3
votes

I recently was working with a subversion project that checked out code not only from the repository I was working with, but also from a separate repository on a different server.

How can I configure my repository to do this?

I'm using the subversion client version 1.3.2 on Linux, and I also have access to TortoiseSVN version 1.4.8 (built on svn version 1.4.6) in Windows.

4

4 Answers

11
votes

See svn:externals:

Sometimes it is useful to construct a working copy that is made out of a number of different checkouts. For example, you may want different subdirectories to come from different locations in a repository, or perhaps from different repositories altogether. You could certainly setup such a scenario by hand—using svn checkout to create the sort of nested working copy structure you are trying to achieve. But if this layout is important for everyone who uses your repository, every other user will need to perform the same checkout operations that you did.

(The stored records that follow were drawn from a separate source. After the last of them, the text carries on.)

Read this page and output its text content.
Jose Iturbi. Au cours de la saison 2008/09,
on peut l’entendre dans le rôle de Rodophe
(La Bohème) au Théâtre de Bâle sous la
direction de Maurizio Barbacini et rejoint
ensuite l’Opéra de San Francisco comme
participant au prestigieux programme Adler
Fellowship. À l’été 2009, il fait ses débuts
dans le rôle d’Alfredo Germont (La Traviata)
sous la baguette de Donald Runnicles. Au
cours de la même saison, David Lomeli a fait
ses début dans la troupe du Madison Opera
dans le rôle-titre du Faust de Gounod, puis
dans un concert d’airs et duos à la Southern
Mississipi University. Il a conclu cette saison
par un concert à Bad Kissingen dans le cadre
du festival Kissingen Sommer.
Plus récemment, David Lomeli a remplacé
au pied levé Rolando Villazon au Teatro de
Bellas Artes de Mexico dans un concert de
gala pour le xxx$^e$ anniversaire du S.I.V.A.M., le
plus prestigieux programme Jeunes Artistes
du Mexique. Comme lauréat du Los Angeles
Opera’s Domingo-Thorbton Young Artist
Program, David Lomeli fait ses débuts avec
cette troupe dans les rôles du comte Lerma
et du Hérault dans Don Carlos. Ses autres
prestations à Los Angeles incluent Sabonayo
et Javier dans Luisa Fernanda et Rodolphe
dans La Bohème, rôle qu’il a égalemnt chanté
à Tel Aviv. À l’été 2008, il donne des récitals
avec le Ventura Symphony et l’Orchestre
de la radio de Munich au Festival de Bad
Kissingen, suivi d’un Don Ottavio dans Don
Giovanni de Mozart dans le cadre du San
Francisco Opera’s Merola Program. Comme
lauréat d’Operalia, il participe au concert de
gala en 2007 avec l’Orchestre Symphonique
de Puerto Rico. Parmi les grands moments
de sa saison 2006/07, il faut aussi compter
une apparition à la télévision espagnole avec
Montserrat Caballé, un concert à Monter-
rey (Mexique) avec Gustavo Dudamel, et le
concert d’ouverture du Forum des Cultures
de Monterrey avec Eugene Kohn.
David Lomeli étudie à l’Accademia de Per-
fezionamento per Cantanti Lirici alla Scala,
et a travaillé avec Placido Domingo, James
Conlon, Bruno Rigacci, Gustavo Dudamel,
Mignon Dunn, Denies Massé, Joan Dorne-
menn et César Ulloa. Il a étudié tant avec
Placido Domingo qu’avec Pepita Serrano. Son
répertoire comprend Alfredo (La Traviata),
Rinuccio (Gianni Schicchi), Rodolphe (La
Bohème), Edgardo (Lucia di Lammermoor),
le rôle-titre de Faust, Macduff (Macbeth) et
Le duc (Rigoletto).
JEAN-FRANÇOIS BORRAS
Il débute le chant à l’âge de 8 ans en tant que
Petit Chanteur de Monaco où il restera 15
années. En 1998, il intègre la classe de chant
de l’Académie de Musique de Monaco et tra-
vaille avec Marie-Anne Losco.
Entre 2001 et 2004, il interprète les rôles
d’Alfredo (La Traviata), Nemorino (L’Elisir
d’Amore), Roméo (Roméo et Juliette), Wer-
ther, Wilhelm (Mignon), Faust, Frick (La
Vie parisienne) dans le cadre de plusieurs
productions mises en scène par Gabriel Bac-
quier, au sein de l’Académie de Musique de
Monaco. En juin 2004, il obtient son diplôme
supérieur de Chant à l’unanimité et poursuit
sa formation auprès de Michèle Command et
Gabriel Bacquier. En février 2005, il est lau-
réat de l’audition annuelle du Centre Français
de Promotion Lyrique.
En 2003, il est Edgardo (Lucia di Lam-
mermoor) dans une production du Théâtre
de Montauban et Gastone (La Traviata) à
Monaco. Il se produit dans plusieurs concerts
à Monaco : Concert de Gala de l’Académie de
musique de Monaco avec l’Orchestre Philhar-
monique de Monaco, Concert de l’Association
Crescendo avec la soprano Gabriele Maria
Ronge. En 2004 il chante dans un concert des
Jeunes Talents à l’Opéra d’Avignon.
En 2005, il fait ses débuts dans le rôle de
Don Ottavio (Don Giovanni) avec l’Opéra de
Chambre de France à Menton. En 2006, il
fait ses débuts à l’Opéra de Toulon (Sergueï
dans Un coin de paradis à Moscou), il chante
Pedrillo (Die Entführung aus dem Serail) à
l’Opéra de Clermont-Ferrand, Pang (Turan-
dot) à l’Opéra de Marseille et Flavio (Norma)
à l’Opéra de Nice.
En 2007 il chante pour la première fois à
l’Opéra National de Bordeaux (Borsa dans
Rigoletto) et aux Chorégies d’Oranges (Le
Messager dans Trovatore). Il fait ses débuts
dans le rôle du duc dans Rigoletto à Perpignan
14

Fortunately, Subversion provides support for externals definitions. An externals definition is a mapping of a local directory to the URL—and possibly a particular revision—of a versioned resource. In Subversion, you declare externals definitions in groups using the svn:externals property. You can create or modify this property using svn propset or svn propedit (see the section called “Why Properties?”). It can be set on any versioned directory, and its value is a multi-line table of subdirectories (relative to the versioned directory on which the property is set) and fully qualified, absolute Subversion repository URLs...

2
votes

I think you should take a look at the svn:externals property

2
votes

Search for the svn:externals property in the documentation.